Reputation: 3
I am new to R (Economist with background in Stata) and I am having trouble getting a nested for loop to work for me. I know the issue is that I don't have a good understanding of how to use the loop counter as part of a variable name.
A bit of background. I have data frame with data on average rental rates for homes of different size (1 bedroom, 2 bedroom, etc) and data on annual earnings (mean, median, and various percentiles). I am trying to generate a series of new columns containing the ratio of these two things (rental rate / mean earnings).
Specifically my variables are:
beds1, beds2, beds3, beds4
mean, median, p10, p25, p75, p90
So you see I need to generate 24 new columns of cost/earnings data. I could write out 24 lines of code but I don't want to. More importantly, I want to learn an efficient way of doing this in R. In Stata I could do this very simply using a nested for loop, but I can't get it to work in R. Here is my code so far.
for (i in 1:4) {
stat <- c("median", "mean", "p10", "p25", "p75","p90")
for (x in stat) {
df$beds[i]_[x] <- round((df$beds[i]/df$[x]),digits=3)
}
}
When I run this code the error I get is
Error: unexpected input in:
" for (x in stat) {
df$beds[i]_"
> }
Error: unexpected '}' in " }"
> }
Error: unexpected '}' in "}"
I have tried to use the double brackets [[]]

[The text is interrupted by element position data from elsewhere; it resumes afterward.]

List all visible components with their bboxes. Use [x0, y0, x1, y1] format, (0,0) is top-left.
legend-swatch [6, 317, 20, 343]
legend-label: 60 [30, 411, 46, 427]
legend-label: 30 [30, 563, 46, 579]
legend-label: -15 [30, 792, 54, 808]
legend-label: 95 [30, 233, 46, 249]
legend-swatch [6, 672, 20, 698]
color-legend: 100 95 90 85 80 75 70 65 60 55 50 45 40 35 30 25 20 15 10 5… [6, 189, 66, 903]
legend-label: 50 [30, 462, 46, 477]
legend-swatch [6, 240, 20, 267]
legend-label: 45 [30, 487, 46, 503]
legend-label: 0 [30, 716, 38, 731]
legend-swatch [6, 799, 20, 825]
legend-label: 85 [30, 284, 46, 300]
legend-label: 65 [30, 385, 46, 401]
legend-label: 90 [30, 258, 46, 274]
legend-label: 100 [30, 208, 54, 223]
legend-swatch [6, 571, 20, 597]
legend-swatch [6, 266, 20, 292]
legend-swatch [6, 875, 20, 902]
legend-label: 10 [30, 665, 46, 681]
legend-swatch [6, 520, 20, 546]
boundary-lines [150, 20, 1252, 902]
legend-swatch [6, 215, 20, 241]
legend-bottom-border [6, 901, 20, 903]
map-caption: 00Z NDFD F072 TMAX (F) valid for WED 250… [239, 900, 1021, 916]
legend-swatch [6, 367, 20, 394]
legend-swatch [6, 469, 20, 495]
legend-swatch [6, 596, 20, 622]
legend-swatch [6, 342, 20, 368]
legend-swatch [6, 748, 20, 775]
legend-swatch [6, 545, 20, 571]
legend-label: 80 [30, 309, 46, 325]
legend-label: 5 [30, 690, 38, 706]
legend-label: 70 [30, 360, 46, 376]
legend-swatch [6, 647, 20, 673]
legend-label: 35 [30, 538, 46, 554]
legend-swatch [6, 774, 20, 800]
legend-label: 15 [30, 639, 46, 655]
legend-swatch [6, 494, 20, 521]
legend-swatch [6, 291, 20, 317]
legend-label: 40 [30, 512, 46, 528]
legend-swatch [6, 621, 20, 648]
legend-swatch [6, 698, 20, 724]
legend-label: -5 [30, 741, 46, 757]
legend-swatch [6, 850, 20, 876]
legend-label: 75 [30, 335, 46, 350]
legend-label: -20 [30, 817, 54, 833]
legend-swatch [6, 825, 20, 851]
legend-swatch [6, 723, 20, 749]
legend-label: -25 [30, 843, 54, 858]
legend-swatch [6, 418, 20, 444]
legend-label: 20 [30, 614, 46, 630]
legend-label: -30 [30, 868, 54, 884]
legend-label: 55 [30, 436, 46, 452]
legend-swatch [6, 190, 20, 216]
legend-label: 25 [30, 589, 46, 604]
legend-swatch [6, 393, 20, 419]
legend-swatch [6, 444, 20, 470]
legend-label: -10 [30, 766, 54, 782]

but that didn't change the results. If anyone has some insight into why the dynamic variables names aren't working please let me know. Even better, since I guess loops are evil in R, if anyone knows a way to use lapply
to get this done, I would love to hear that too.
EDIT
Thanks @Spacedman for the comment. I think I am getting what you're saying. So does that mean that there simply isn't anyway to do what I want to do in R?
var1 <- c("beds1", "beds2")
var2 <- c("mean", "median")
for (i in 1:2) {
for (j in 1:2) {
df$var1[i]_var2[j] <- df$var1[i]/df$var2[j]
}
}
I think this should grab the elements of the lists var1
and var2
so that when i=1
and j=1
, df$var1[i]/df$var2[j]
should mean df$beds1/df$mean
. Or would R get mad and think I was trying to divide strings?
FINAL EDIT WITH ANSWER FROM @SPACEEMAN
Thanks @Spacedman. I loved your spoiler and thank you for providing additional help. I didn't fully grasp the difference between the two ways of referring to columns after your last post, but I think I have a better idea now. I did a bit of tweaking and now I have something that works perfectly. Thanks again!
beds <- c("beds1", "beds2", "beds3", "beds4")
stat <- c("median", "mean", "p10", "p25", "p75","p90")
for(i in beds){
for(x in stat){
res = paste0(i,"_",x)
df[[res]]=round(df[[i]]/df[[x]],digits=3)
}
}
Upvotes: 0
Views: 123
Reputation: 94172
R is not a macro expansion language like other languages you might be used to.
x[i]
, if i=123
, does not "expand" into x123
. It gets the value of the 123rd element of the vector, x
.
So df$beds[i]
tries to get the i'th element of a vector df$beds
.
You need to know two things:
For this you can use paste0
:
> for(i in 1:4){
+ print(paste0("beds",i))
+ }
[1] "beds1"
[1] "beds2"
[1] "beds3"
[1] "beds4"
For this you can use double square brackets. In a list:
> z = list()
> n = "thing"
Double squabs evaluate their index and use that. So:
> z[[n]] = 99
Will set z$thing
, but dollar sign indexing is literal, so:
> z$n = 123
will set z$n
:
> z
$thing
[1] 99
$n
[1] 123
hopefully that's enough hints to get you through. It should all be covered in basic R tutorials online.
If you want to work out how to do it yourself, look away now...
First, lets create a sample data frame - you should include something like this in your question so we have common test data to work on. I'll just have three beds and two stats:
> df = data.frame(
beds1=c(1,2,3),
beds2=c(5,2,3),
beds3=c(6,6,6),
mean=c(8,4,3),
median=c(1,7,4))
> df
beds1 beds2 beds3 mean median
1 1 5 6 8 1
2 2 2 6 4 7
3 3 3 6 3 4
Now the work. We loop over the bed number and the character stats. The bed column name is stored in bed
by pasting "beds" to the number i
. We compute the name of the result column (res
) for a given bed number and stat by pasting "beds"
to i
and "_"
and the name of the stat in x
.
Then set the new resulting column to the value by dividing the beds number by the stat. We use [[z]]
to get the columns by name:
> for(i in 1:3){
stats=c("mean","median")
for(x in stats){
bed = paste0("beds",i)
res = paste0("beds",i,"_",x)
df[[res]]=round(df[[bed]]/df[[x]],digits=3)
}
}
Resulting in....
> df
beds1 beds2 beds3 mean median beds1_mean beds1_median beds2_mean beds2_median
1 1 5 6 8 1 0.125 1.000 0.625 5.000
2 2 2 6 4 7 0.500 0.286 0.500 0.286
3 3 3 6 3 4 1.000 0.750 1.000 0.750
beds3_mean beds3_median
1 0.75 6.000
2 1.50 0.857
3 2.00 1.500
>
Upvotes: 2